Ian Weaver’s work utilizes drawing, sculpture and film to act as metaphors for fracture. He is interested in the construction of identity and memory, and how individuals and communities use commemorations and their archived personal/communal objects to represent these constructions. His work centers on the now defunct “Black Bottom” section of the Near West Side of Chicago where African American residents once lived. For this, he has constructed a fictive history for this destroyed community utilizing elements such as museum vitrines, maps and documents, sculpture, and film. Recently, he has extended this construction to the creation of a fictional group, the Black Knights – part medieval knight, part Black Nationalist – who lived within the community during the 1940s.
Residents from United States
Pilvi Takala’s primary artistic practice is practice in its most direct sense. Takala carries out interventions in everyday life, using her body as artistic material, placing it in humorous predicaments. Her own feelings evolving in the course of an intervention, often-nuanced shades of embarrassment, reveal the contours of society’s expectations. Her works clearly show that it is often possible to learn of the implicit rules of a social situation only by its disruption. Takala mixes in her work the reality of documented actions with staged portraiture. She quotes and stretches the limits of different genres including the one of being a performance artist, a director, and a documentary maker.
Pilvi Takala (born 1981 in Helsinki, Finland) lives and works in Helsinki and Istanbul. Takala received an MFA from the Finnish Academy of Fine Arts and was artist-in-residence at Rijksakademie. Her awards include Dutch Prix de Rome 2011; Finnish State Prize for Visual Arts; and Emdash Award 2013. Her solo exhibitions include Bonniers Konsthall, Stockholm; Site Gallery, Sheffield; Künstlerhaus Bremen; Kunsthalle Erfurt; Kiasma Museum of Contemporary Art, Helsinki; Turku Art Museum; Kunsthalle Lissabon; and Sorlandets Kunstmuseum, Norway. Her work has been shown in MoMA PS1 and New Museum, New York; Palais de Tokyo, Paris; S.M.A.K., Ghent; Kunsthalle Basel; De Hallen Haarlem; Wiels, Brussels; 4th Moscow Biennial; Witte de With, Rotterdam; 4th Bucharest Biennial; 5th Berlin Biennial; and the 9th Istanbul Biennial.
Residents from Finland
Paint has the binary ability to summon and refuse, reveal and conceal, beautify and debase.
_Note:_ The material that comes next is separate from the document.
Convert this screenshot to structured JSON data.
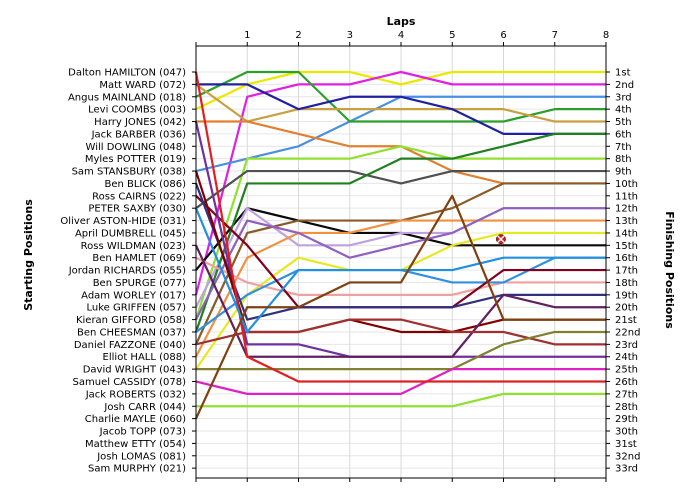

Aaron Collier’s work attempts to revel in these manifold offerings, for in so doing, the resulting imagery is consonant with our tangled interaction with the world. Routine are encounters marked by disclosure and obstruction; we happen upon phenomena that we are seemingly able to know, grasp, and understand along with those we fundamentally cannot. Paint fittingly pictures this paradox, for painting itself is an in-between act, a simultaneous doing and undoing. Collier’s paintings, drawing and collage, thus traffic more in fragment than in chronicle. Images that indefinitely “suggest” allow him to situate the viewer and himself as deferential participants, adventuring with the image.
Aaron Collier lives in New Orleans where is an Assistant Professor at Tulane University. Solo exhibitions include Cole Pratt Gallery and Staple Goods, an artist cooperative in the St. Claude Avenue Arts District. His work has been included in group exhibitions at the Contemporary Arts Center and the Ogden Museum of Southern Art and has been featured in New American Paintings. Collier’s paintings are represented in collections such as the Boston Medical Center, Iberia Bank and New Orleans Museum of Art. He has participated in residencies at the Joan Mitchell Center in New Orleans, Ragdale Foundation and Virginia Center for the Creative Arts.